Primary TWAS Methods
PrediXcan. Among primary TWAS methods, one of the first was PrediXcan [13]. It was followed by its GWAS summary statistics-based version, S-PrediXcan [37]. These methods select the optimal prediction model using regularization methods, e.g., LASSO [58] or elastic net [59]. The prediction models used in PrediXcan are available in PredictDB (see data resources listed in Data Availability Statement). Some of the most recent updates on transcriptome prediction models are based on PsychENCODE [60], GTEx v8 [8] and its cross-tissue models [39]. While for GTEx v8, they used elastic net for the model selection method, the improved versions employ a multivariate adaptive shrinkage (mash) [61]. This method also has an R implementation called mashr (see data resources listed in Data Availability Statement).

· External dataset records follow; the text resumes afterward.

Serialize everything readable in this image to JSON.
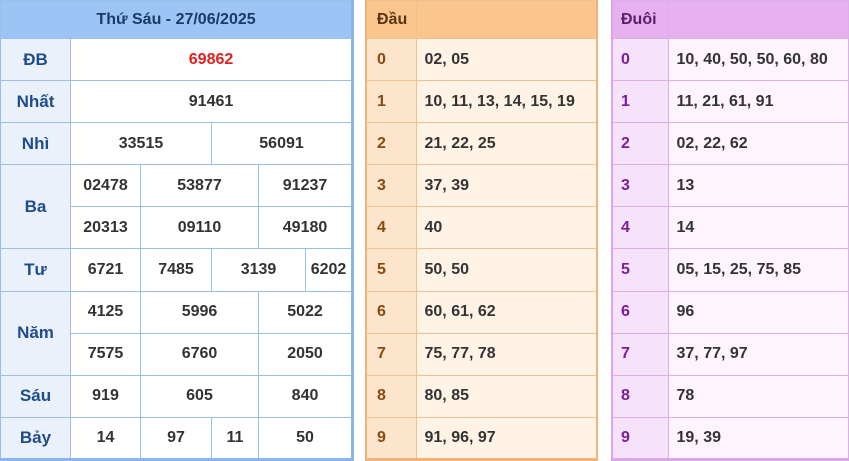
{
  "results": {
    "header": "Thứ Sáu - 27/06/2025",
    "db": {
      "label": "ĐB",
      "value": "69862"
    },
    "nhat": {
      "label": "Nhất",
      "value": "91461"
    },
    "nhi": {
      "label": "Nhì",
      "values": [
        "33515",
        "56091"
      ]
    },
    "ba": {
      "label": "Ba",
      "values": [
        "02478",
        "53877",
        "91237",
        "20313",
        "09110",
        "49180"
      ]
    },
    "tu": {
      "label": "Tư",
      "values": [
        "6721",
        "7485",
        "3139",
        "6202"
      ]
    },
    "nam": {
      "label": "Năm",
      "values": [
        "4125",
        "5996",
        "5022",
        "7575",
        "6760",
        "2050"
      ]
    },
    "sau": {
      "label": "Sáu",
      "values": [
        "919",
        "605",
        "840"
      ]
    },
    "bay": {
      "label": "Bảy",
      "values": [
        "14",
        "97",
        "11",
        "50"
      ]
    }
  },
  "dau": {
    "header": "Đầu",
    "rows": [
      {
        "key": "0",
        "values": "02, 05"
      },
      {
        "key": "1",
        "values": "10, 11, 13, 14, 15, 19"
      },
      {
        "key": "2",
        "values": "21, 22, 25"
      },
      {
        "key": "3",
        "values": "37, 39"
      },
      {
        "key": "4",
        "values": "40"
      },
      {
        "key": "5",
        "values": "50, 50"
      },
      {
        "key": "6",
        "values": "60, 61, 62"
      },
      {
        "key": "7",
        "values": "75, 77, 78"
      },
      {
        "key": "8",
        "values": "80, 85"
      },
      {
        "key": "9",
        "values": "91, 96, 97"
      }
    ]
  },
  "duoi": {
    "header": "Đuôi",
    "rows": [
      {
        "key": "0",
        "values": "10, 40, 50, 50, 60, 80"
      },
      {
        "key": "1",
        "values": "11, 21, 61, 91"
      },
      {
        "key": "2",
        "values": "02, 22, 62"
      },
      {
        "key": "3",
        "values": "13"
      },
      {
        "key": "4",
        "values": "14"
      },
      {
        "key": "5",
        "values": "05, 15, 25, 75, 85"
      },
      {
        "key": "6",
        "values": "96"
      },
      {
        "key": "7",
        "values": "37, 77, 97"
      },
      {
        "key": "8",
        "values": "78"
      },
      {
        "key": "9",
        "values": "19, 39"
      }
    ]
  },
  "colors": {
    "special_prize": "#e02020",
    "results_header": "#9cc4f5",
    "dau_header": "#fbc68e",
    "duoi_header": "#e6b1ee"
  }
}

TWAS/TWAS-FUSION. TWAS [14] and its updated version, TWAS-FUSION, employ LD between SNP pairs and their GWAS Z-scores to impute the transcriptomic Z-score for a gene. To generate these weights for each SNP from the best GReX prediction model, TWAS-FUSION uses the best linear unbiased predictor, Bayesian sparse linear mixed model [62], elastic net, LASSO, or top SNP. The pre-computed weights for prediction models are publicly available (see data resources listed in Data Availability Statement).
JEPEG/JEPEGMIX
JEPEG [34] is another TWAS-like gene-level method that modeled several classes of functional effects of SNP (eQTL, transcription factor binding, or miRNA associated) on the phenotype. Its extension to cosmopolitan cohorts, JEPEGMIX, became a pure gene-level TWAS tool later [35]. The latest iteration of the tool, JEPEGMIX2-P, added the much-needed pathway-level inference for TWAS analysis. To the best of our knowledge, this method is still the only tool that makes pathway inferences by directly estimating the LD of gene-level TWAS statistics (even in multiple ancestry cohorts).
SMR
Since the causal path from genetic variants to trait is posited to be mediated by gene expression, Mendelian randomization (MR) methods are very effective in estimating the effect of gene expression on the trait of interest. For statistical inference, MR tools need to estimate the effect of genetic variants (instrumental variables) on (i) gene expression (exposure) and (ii) trait (outcome). Summary Mendelian randomization (SMR) extended the MR framework to infer gene expression-trait association using only GWAS summary statistics [36]. Its main advantage is that it does not require pre-computed predictive weights for transcripts/protein abundances, unlike many other TWAS methods (S-PrediXcan, TWAS-FUSION, JEPEGMIX, etc.). SMR requires inputs of summary statistics from GWAS and eQTL studies, which are assumed to be independent cohorts.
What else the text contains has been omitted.